24 October 2021


ART SG reviews Apichatpong’s latest exhibition, “A Minor History”, a tribute to forcibly disappeared political dissidents in the Northeastern Thai region of Isan. | Vipash Purichanont

Written by Vipash Purichanont

(excerpt from the original article

Apichatpong Weerasethakul, multi-award winning film director, once declared that he would not film in Thailand again. However, this does not stop him from speaking about and producing his artwork in the country. “A Minor History,” his new exhibition at 100 Tonson Foundation in the heart of Bangkok, delivers a declaration and powerful critique of Thailand’s current political landscape from the perspective of Isan, the Northeastern region that the political ‘centre’ has long oppressed. The exhibition is a result of Apichatpong’s research in the region during the recent pandemic lockdowns. The director, who just completed his Cannes Film Festival’s Jury Prize feature film “Memoria” (2021), returned to his hometown in Khonkaen, and travelled throughout the region gathering new material and meeting new generations. 

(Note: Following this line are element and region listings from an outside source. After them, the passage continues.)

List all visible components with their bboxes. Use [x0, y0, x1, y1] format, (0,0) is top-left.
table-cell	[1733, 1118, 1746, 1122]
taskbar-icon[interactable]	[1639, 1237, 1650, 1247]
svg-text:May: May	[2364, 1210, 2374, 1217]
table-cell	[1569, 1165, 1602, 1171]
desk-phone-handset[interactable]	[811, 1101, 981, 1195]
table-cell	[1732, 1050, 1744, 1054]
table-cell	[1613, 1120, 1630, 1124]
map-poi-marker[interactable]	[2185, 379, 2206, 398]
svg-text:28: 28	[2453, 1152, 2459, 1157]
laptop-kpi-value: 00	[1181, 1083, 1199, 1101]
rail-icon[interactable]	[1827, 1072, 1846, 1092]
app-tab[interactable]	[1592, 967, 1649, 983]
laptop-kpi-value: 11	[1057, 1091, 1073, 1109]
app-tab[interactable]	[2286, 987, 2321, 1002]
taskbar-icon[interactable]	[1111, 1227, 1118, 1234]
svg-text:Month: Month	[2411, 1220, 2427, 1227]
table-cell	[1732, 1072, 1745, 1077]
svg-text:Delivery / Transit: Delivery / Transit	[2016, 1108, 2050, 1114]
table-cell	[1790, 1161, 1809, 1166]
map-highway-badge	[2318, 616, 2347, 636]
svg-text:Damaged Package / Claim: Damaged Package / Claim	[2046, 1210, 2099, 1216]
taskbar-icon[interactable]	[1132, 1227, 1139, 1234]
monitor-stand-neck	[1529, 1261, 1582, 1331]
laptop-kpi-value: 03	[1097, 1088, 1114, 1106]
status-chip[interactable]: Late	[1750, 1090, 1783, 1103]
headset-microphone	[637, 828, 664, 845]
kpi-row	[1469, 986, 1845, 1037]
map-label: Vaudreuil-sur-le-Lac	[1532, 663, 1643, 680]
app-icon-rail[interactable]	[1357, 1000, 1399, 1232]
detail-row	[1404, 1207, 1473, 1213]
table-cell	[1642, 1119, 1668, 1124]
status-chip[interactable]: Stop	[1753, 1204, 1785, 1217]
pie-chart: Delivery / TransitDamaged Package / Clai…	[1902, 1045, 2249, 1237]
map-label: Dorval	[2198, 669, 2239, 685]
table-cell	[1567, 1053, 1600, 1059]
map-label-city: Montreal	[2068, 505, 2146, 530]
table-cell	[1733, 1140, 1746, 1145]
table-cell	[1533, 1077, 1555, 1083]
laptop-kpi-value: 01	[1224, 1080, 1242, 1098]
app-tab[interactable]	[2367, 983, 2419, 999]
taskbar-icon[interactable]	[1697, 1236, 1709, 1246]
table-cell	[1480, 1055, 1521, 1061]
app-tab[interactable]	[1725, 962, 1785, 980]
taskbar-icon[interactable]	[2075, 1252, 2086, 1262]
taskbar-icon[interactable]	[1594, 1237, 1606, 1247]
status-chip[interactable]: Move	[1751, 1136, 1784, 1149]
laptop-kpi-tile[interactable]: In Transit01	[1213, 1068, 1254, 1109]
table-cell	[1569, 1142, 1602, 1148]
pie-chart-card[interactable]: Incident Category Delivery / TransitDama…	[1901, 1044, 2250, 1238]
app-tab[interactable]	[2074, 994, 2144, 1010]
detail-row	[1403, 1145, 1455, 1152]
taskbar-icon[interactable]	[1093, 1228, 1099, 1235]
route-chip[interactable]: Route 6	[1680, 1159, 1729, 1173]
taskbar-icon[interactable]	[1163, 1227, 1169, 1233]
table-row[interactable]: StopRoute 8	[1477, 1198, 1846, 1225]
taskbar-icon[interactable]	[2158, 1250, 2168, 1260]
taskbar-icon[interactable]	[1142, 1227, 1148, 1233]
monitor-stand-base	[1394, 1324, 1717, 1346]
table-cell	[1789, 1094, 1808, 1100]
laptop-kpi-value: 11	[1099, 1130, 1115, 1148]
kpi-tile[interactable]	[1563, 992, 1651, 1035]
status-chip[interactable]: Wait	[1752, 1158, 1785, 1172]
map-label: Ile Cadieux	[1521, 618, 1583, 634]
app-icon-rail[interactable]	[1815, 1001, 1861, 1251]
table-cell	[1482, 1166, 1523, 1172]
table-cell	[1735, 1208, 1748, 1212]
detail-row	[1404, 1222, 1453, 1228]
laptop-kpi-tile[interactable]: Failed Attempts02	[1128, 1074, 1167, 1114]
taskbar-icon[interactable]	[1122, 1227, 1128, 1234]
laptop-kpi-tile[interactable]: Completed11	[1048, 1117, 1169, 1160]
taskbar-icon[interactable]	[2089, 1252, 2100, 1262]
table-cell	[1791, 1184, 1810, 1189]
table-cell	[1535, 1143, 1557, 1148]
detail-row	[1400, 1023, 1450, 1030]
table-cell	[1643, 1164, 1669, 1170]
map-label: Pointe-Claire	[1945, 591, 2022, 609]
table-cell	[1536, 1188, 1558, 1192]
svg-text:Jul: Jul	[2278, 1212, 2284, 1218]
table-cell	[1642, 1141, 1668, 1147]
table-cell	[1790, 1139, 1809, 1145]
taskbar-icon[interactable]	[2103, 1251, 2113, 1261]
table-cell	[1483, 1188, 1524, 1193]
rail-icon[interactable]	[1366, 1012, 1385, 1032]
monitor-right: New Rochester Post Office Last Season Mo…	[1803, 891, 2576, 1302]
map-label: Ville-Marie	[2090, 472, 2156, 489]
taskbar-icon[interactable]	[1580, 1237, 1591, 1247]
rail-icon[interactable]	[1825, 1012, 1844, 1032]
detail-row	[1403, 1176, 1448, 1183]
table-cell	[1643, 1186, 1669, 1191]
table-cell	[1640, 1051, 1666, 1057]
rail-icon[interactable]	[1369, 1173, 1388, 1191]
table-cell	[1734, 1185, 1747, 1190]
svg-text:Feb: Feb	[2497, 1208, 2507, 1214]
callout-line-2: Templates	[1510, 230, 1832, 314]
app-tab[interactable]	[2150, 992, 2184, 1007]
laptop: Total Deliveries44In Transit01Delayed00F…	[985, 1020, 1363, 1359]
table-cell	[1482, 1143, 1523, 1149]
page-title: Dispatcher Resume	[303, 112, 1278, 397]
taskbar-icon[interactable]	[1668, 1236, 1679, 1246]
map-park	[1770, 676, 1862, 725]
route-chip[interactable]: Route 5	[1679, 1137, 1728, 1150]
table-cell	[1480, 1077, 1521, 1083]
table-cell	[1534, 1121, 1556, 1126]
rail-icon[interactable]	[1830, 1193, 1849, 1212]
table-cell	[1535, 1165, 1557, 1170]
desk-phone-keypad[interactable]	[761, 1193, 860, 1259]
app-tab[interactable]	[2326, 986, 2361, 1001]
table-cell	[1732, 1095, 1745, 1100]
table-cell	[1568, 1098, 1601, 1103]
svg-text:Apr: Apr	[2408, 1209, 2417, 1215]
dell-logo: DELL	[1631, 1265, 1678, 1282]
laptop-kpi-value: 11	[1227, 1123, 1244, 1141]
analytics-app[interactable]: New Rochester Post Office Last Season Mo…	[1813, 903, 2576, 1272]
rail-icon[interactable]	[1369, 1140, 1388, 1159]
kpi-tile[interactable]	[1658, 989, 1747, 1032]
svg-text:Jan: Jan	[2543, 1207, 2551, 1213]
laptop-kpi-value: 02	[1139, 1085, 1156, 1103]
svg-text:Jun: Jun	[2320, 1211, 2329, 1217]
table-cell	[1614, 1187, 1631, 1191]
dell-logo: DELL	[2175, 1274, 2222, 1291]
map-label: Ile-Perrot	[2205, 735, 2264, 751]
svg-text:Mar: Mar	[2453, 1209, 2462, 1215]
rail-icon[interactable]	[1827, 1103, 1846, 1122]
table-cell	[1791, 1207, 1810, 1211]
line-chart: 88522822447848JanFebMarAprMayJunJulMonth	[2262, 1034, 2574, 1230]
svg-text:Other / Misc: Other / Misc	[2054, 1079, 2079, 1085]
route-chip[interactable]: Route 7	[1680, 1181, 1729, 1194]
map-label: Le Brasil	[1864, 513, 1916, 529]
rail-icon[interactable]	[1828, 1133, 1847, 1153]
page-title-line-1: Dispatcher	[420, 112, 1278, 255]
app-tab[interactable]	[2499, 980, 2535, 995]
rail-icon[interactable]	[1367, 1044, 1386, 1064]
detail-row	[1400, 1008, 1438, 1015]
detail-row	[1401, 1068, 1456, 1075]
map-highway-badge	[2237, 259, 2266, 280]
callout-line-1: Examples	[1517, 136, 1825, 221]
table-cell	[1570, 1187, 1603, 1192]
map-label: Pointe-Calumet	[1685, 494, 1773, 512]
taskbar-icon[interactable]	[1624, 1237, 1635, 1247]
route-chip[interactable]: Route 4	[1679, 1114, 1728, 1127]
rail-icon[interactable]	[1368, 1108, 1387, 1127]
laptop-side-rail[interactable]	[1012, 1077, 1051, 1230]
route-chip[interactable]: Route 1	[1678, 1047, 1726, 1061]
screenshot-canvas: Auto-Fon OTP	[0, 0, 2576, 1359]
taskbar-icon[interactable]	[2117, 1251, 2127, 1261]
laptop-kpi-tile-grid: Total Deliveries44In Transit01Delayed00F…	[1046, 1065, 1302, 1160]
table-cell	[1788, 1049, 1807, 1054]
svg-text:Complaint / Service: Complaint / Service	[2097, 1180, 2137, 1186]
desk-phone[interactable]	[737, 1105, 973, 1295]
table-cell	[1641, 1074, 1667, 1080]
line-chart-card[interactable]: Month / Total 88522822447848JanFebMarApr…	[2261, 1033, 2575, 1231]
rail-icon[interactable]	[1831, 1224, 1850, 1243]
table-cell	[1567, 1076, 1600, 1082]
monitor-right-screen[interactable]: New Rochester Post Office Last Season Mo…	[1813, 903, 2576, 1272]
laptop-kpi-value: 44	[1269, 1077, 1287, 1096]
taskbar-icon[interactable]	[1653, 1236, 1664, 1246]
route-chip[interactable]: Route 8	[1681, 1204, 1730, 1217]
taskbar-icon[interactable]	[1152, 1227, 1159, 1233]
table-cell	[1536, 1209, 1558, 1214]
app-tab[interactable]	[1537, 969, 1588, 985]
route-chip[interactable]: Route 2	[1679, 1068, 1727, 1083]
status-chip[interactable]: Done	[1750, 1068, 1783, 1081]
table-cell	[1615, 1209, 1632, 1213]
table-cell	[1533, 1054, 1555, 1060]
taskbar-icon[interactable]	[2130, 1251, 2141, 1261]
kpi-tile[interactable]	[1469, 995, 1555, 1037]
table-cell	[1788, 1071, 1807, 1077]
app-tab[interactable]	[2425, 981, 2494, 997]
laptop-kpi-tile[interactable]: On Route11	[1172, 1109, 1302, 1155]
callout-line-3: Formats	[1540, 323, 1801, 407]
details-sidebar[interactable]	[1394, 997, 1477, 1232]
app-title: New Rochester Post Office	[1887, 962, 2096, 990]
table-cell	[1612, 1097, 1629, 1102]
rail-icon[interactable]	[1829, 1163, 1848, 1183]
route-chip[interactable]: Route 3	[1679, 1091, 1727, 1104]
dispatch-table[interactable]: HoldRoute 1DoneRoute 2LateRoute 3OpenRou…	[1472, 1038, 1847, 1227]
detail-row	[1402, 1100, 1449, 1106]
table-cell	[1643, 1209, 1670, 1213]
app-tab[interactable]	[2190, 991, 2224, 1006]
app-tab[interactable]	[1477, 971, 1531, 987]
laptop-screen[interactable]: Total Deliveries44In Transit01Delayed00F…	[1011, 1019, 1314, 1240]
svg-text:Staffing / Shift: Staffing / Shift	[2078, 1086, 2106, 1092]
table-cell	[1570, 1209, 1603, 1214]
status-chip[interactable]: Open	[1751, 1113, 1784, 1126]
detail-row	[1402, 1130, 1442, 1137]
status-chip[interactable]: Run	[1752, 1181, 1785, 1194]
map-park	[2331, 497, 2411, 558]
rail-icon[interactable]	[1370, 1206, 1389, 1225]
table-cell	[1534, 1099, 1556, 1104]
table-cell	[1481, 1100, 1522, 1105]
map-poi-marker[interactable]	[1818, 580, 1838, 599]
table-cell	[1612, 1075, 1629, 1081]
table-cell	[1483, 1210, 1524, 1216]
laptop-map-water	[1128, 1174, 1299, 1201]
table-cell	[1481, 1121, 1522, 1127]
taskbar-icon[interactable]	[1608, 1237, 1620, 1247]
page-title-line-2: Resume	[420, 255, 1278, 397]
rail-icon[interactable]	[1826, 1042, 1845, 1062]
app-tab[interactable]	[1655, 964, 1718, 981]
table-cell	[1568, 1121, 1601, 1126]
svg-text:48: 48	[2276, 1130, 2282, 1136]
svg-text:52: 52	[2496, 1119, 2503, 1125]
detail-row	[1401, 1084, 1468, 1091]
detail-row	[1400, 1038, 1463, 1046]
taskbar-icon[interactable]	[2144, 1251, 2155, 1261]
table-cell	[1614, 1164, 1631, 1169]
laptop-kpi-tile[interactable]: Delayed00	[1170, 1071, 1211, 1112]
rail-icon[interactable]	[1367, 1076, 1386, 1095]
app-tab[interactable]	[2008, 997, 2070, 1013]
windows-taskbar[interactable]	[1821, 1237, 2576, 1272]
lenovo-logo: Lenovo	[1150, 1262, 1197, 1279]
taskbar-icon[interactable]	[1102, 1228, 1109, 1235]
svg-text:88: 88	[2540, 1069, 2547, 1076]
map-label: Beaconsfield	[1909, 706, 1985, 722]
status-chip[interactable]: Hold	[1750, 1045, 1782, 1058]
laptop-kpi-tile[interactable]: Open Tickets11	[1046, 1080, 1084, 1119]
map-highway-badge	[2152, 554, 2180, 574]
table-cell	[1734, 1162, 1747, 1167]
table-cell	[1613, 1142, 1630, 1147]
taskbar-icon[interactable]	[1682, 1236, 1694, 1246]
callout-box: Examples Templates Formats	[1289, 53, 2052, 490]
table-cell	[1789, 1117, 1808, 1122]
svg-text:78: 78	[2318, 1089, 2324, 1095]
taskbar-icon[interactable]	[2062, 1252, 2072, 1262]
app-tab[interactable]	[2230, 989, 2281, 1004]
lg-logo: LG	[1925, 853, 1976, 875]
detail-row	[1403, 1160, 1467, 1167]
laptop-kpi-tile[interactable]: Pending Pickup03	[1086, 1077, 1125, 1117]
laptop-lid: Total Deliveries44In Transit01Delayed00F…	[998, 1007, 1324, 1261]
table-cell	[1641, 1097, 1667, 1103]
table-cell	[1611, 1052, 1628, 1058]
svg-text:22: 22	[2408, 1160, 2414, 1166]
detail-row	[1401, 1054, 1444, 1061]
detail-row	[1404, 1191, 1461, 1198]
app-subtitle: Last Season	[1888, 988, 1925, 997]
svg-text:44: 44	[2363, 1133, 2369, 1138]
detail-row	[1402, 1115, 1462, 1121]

In this new work, the director has taken the role of a mentor by recruiting new talents into the production. For example, young Isan poet Mek Krung Fah wrote the dialogue in the work; the sound component of the work is the result of a collaboration with Akritchalerm Kalayanamitr, who is a sound designer for several of Apichatpong’s films and artworks. The exhibition showcases not only the magical realism that has been the center of his artistic practice but highlights the creativity that has been the driving force behind current social movements in the region. Unlike most of Apichatpong’s art projects that relate to the production of a feature film resulting from long contemplation, “A Minor History,” is a stand-alone piece which offers us a window into his current view of the region and the country.